“I’m pretty certain he’s the best footballer Dean Court – for sponsorship purposes now the Goldsands Ground – has ever seen. Literally – the oft-abused ‘literally’ – the best footballer that has ever played on this pitch. The supporters who turned up that day booed him all game.” – Neil Atkinson, Make Us Dream, p.128.
ONE of the best footballers of all time is playing at Anfield next week, writes SAM WILLIAMS.
Not just one of the best footballers in the world. Not just one of the best footballers of his generation. One of the best footballers of all time. Ever. In history.
None of Pele, Maradona or Di Stefano ever played at Anfield. Neither did Zidane or Matthaus. Messi has and Cruyff did, but as teenagers and before their prime years. Messi was stifled by Alvaro Arbeloa in 2007, Cruyff scored twice in a 2-2 draw in 1966.
So, next Wednesday, Cristiano Ronaldo (that’s former Manchester United footballer Cristiano Ronaldo) becomes the greatest to ever play at Anfield.
It’s an uncomfortable truth and it doesn’t feel right. But sometimes the truth hurts. He’s played here before, of course. Most recently in December 2007 (see ‘Carlos Tevez winner, Kop end’).
But that was then, and this is now. Then he was 22 years of age; still learning, still developing. Admittedly, he was a pretty good 22-year-old. Just over 12 months after that game he was named the world’s best player.
But now? This Ronaldo, the 2014 Ronaldo, is superhuman – a footballing Frankenstein’s monster who plays, and looks, like he’s the prototype of some grand scientific experiment to build the footballer of tomorrow.
Ronaldo has scored 269 goals in 257 games for Real Madrid. He is the record goalscorer for Portugal. Twice world footballer of the year in an era he shares, an era he bestrides, with Messi.
Two hundred and sixty nine goals in two hundred and fifty seven games for Real Madrid. Read that again. And again. It’s just not normal.
Yeah, he’s arrogant, egotistical, vain, narcissistic… So what? There are over seven billion people on this planet and he’s officially better at football than every single one of them.
Surely you’re allowed to be arrogant and egotistical and vain and narcissistic if you’re the best, numero uno, better than everyone else in the profession you’ve dedicated your life to? All the best people are arrogant, anyway. Maybe not as overtly as Ronaldo, but they are. They have to be. And that’s fine. It’s misplaced arrogance that’s irritating. Ronaldo’s arrogance is anything but misplaced.
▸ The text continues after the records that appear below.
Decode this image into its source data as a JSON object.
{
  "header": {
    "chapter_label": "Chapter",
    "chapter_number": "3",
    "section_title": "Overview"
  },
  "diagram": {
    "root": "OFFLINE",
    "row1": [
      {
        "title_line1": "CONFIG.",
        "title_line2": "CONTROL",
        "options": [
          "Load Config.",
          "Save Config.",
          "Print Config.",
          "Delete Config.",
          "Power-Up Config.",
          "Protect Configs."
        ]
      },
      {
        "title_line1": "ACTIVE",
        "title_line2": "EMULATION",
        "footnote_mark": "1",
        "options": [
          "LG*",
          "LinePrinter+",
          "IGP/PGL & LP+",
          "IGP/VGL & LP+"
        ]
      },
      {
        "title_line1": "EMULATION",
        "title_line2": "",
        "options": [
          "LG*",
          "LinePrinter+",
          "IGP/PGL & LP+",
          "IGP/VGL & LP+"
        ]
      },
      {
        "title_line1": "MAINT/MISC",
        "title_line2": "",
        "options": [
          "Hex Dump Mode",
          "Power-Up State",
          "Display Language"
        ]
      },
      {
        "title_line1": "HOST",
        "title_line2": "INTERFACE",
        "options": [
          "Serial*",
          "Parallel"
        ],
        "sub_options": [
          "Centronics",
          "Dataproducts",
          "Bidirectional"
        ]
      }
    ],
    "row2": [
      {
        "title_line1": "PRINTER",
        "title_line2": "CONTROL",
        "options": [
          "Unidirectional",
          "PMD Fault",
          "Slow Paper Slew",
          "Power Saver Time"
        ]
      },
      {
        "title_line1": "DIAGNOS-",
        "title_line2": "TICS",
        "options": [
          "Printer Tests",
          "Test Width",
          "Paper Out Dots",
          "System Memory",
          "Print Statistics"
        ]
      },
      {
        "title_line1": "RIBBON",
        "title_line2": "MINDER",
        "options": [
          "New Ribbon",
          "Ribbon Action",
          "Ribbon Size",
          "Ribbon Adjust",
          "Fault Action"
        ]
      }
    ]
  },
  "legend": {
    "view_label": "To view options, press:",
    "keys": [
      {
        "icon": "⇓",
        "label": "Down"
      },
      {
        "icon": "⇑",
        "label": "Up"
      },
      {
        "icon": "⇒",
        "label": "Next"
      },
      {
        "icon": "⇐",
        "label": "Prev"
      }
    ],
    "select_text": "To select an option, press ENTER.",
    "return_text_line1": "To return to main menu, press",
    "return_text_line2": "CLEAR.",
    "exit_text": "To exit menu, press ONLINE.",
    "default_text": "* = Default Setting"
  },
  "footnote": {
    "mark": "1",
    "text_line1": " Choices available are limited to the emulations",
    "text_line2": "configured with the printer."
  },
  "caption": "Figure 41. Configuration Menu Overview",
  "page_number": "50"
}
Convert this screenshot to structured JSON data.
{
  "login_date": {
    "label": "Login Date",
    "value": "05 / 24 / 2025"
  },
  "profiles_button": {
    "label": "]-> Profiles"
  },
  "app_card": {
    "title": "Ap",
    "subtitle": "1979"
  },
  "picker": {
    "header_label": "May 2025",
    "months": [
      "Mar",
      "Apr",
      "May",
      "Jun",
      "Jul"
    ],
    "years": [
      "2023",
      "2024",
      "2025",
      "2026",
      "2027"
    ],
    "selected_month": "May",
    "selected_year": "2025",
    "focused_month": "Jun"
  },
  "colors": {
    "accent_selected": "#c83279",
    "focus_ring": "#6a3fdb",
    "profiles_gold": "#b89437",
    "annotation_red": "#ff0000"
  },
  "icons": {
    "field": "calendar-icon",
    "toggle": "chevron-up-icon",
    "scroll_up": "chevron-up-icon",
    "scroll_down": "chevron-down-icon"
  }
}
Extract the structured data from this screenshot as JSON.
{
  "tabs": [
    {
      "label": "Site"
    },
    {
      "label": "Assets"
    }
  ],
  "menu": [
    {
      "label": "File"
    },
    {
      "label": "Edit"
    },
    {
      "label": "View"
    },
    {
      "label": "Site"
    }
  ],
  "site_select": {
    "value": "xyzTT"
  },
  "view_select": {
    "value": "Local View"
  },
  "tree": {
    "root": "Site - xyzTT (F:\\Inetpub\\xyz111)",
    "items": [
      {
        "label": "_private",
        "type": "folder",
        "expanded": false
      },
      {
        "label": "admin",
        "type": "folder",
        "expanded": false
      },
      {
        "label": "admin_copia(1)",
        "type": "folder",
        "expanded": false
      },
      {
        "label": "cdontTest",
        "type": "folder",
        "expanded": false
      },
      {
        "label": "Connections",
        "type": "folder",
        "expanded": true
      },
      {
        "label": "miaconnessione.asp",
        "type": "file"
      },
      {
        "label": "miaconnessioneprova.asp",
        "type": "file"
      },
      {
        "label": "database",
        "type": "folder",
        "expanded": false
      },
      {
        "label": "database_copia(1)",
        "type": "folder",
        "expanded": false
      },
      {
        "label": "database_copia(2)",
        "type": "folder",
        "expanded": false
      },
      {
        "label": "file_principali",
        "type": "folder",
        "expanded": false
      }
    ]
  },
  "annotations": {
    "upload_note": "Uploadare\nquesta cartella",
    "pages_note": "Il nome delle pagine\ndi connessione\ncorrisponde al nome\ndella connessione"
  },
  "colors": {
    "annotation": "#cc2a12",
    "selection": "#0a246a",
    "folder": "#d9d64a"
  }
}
Listen to people who’ve worked with him. He’s achieved everything he has through graft. Through the obsessive, bloody-minded desire to become the very best. That deserves respect.
Even Roy Keane loves him.
But back to next Wednesday. Liverpool versus Real Madrid. Anfield. Cristiano Ronaldo will get booed next Wednesday. His name will be booed when it’s read out before kick-off. His every touch will be booed. He’ll get booed all game.
Much like Luis Suarez at Bournemouth last season, in fact.
That prefix – the ‘former Manchester United footballer’ thing – will boost the volume and vociferousness of said booing. And obviously, he’s not just any ‘former Manchester United footballer’.
He’s an icon there. A legend. A man they fly planes over grounds for (mind you, they do that for Steven Gerrard, too).
But he won’t get booed because he played 35 miles down the road five years ago. Not really. He’ll get booed because we fear him. Of course we fear him. Remember the 269 goals in 257 games bit? That’s why we fear him.
But, regardless of his past, vocalising that fear with boos…that’s a bit small-time, isn’t it? A bit Bournemouth?
Statistics suggest (in fact they do a bit more than that – they instruct, they scream, they shout) that this is a man who will score next Wednesday. He’s got 13 in six league games this season, 17 in 11 overall. Chances are he’ll hurt us.
But if (or when) he does, let’s think of him as ‘Real Madrid footballer Cristiano Ronaldo’, not ‘former Manchester United footballer Cristiano Ronaldo’.
He’s one who ticks that cliched ‘we’ll-tell-our-grandkids-we-saw-him-play’ box. He’s one of the greatest footballers of all time. Next week, he becomes the greatest footballer to ever play at Anfield.
Fear him, but fear him quietly. Enjoy him, respect him. After all, we’re not Bournemouth.